The saying that an accident is an accident means that even if you take all necessary precautions an accident can take place because it is impossible to control everything completely.
So under no circumstances one can rule out an accident.
But there is also another saying which goes like ‘This accident was waiting to happen’. Take the examples of two recent and gruesome tragedies which took place in Meghalaya and Assam and which have shaken our conscience.
The first was the incident of trapped miners in Meghalaya. It happened on December 13, 2018, when 15 miners were trapped in a mine in Ksan in Jaintia Hills district. While five miners managed to escape, rescue efforts for the remaining 15 continues till today.
The miners were trapped inside the coal mine at a depth of around 370 feet (112 meters). The tunnel the miners were in flooded with water after they cut into an adjacent mine which was full of water from the nearby Lytein river.
Think about the situation inside the mine! For us it was scary even to imagine their condition and they were in it, dying inside the cave drowning in water. What an emergency!
And what about the disaster management response of the authorities? It was so slack and slow! The results were as expected. They were all gone. Now there is nothing except the decomposed bodies. I think yesterday also they recovered a few bodies. After sometime this rescue operation will also come to an end. It would have already stopped had it not been monitored by the Supreme Court.
Already slowly and silently the incident has disappeared from the newspapers. First its placing in the newspapers changed, from the headlines it came to sidelines. Then it appeared in a tiny box, just before completely vanishing from the horizon.
I was following it so I know how it disappeared one fine morning altogether and became a Wikipedia item. Thus the story of trapped miners will come to an end. We shall also forget it and our conscience will also be free from any guilt feelings.
But do you know that such mining was banned in Meghalaya ? In 2014, the National Green Tribunal (NGT), a government body that handles environmental issues in India, issued an order banning mining in Meghalaya, specifically banning mining through the ‘rat-hole‘ technique.
However, despite the ban, in subsequent orders following petitions by coal mine owners, the National Green Tribunal and the Supreme Court of India allowed transportation of coal dug prior to the order issued on April 17, 2014. It was further extended to January, 2019 by a Supreme Court order on December 4 last year.
Taking the advantage of the Supreme Court order, the mine owners continued mining operations. Perhaps, we haven’t yet forgotten how two social activists were brutally attacked by the coal mafia while gathering evidence against fresh mining activities in last November.
First thing first, the families of the miners must be compensated adequately and all measures should be taken so that illegal and unauthorized mining is stopped for once and all.

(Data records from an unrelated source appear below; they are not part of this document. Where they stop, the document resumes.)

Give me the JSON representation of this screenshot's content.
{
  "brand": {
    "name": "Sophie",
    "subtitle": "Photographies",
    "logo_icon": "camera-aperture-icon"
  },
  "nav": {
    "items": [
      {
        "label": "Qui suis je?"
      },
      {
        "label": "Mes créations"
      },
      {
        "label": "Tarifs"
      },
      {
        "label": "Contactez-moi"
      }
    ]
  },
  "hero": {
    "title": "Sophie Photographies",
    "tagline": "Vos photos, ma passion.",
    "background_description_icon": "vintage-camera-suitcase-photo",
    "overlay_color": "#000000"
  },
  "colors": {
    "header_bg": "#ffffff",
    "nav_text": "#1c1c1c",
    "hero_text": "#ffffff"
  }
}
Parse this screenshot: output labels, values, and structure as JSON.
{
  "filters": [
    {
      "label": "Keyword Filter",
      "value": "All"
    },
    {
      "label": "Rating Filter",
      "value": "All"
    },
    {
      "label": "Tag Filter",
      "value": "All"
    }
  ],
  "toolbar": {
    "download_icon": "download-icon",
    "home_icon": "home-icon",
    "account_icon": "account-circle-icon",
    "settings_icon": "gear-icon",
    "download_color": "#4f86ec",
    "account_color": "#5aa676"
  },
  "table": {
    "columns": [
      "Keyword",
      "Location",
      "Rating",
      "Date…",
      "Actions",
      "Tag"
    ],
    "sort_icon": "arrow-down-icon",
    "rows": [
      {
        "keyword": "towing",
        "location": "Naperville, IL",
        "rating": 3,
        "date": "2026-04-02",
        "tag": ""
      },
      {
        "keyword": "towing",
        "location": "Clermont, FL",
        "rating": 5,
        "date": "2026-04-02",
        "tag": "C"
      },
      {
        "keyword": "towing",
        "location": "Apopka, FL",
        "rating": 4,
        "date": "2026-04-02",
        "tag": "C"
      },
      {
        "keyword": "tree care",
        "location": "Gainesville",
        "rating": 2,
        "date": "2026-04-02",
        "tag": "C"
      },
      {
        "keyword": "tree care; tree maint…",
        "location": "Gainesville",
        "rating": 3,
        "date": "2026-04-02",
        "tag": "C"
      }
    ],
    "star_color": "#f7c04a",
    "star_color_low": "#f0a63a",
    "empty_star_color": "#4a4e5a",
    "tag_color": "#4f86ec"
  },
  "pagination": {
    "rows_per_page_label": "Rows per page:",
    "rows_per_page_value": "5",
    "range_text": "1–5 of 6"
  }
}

A few months back I was invited to a consultation by an NGO to discuss problems related to tea garden communities. The issues involved with tea industries, tea garden communities and small tea growers as a whole are very vexed. While listening to the deliberations of the representatives of various stakeholders, I felt as if I had fallen into a deep and dark gorge from where there was no way to come out. It was a boring and revulsive experience for me. It was boring because they were discussing the same problems again and again and it was revulsive because they were not able to offer any solution and remedy.
I am remembering that meeting in the context of the worst hooch tragedy of the century Assam has witnessed presently where already more than 160 people have died for consuming illicit liquor. The thing is one should not see this problem in isolation.
Do you know what an eminent poet from the community told me once? He said, “Tea garden workers live such miserable life that there is no joy and charm in their life. Their only entertainment is sex and liquor. Sex multiply their number and liquor finally consumes them.”
After hearing this I remained silent for sometime and my only response was a heavy heave. Alas, it is a trapped community. The question is how to free the community from the trap?
Here the main responsibility lies with the educated and enlightened section of the community. They have to come forward to free the community from its mental bondage.
The community must say no to election time baits and fight for their rights.
Two primary things can uplift the community. These are nothing but health and education.
The hooch tragedy is directly linked to both. At times a single case study can offer serious remedy to a problem.
Who knows if the hooch tragedy is studied and investigated properly it may lead to such issues which may finally offer us many solutions.
Yes, it is a social evil. At some level and point as a society we are all responsible for this. But that doesn’t absolve the government from its responsibilities. No, they are the ones who must be made accountable for such colossal loss of human lives.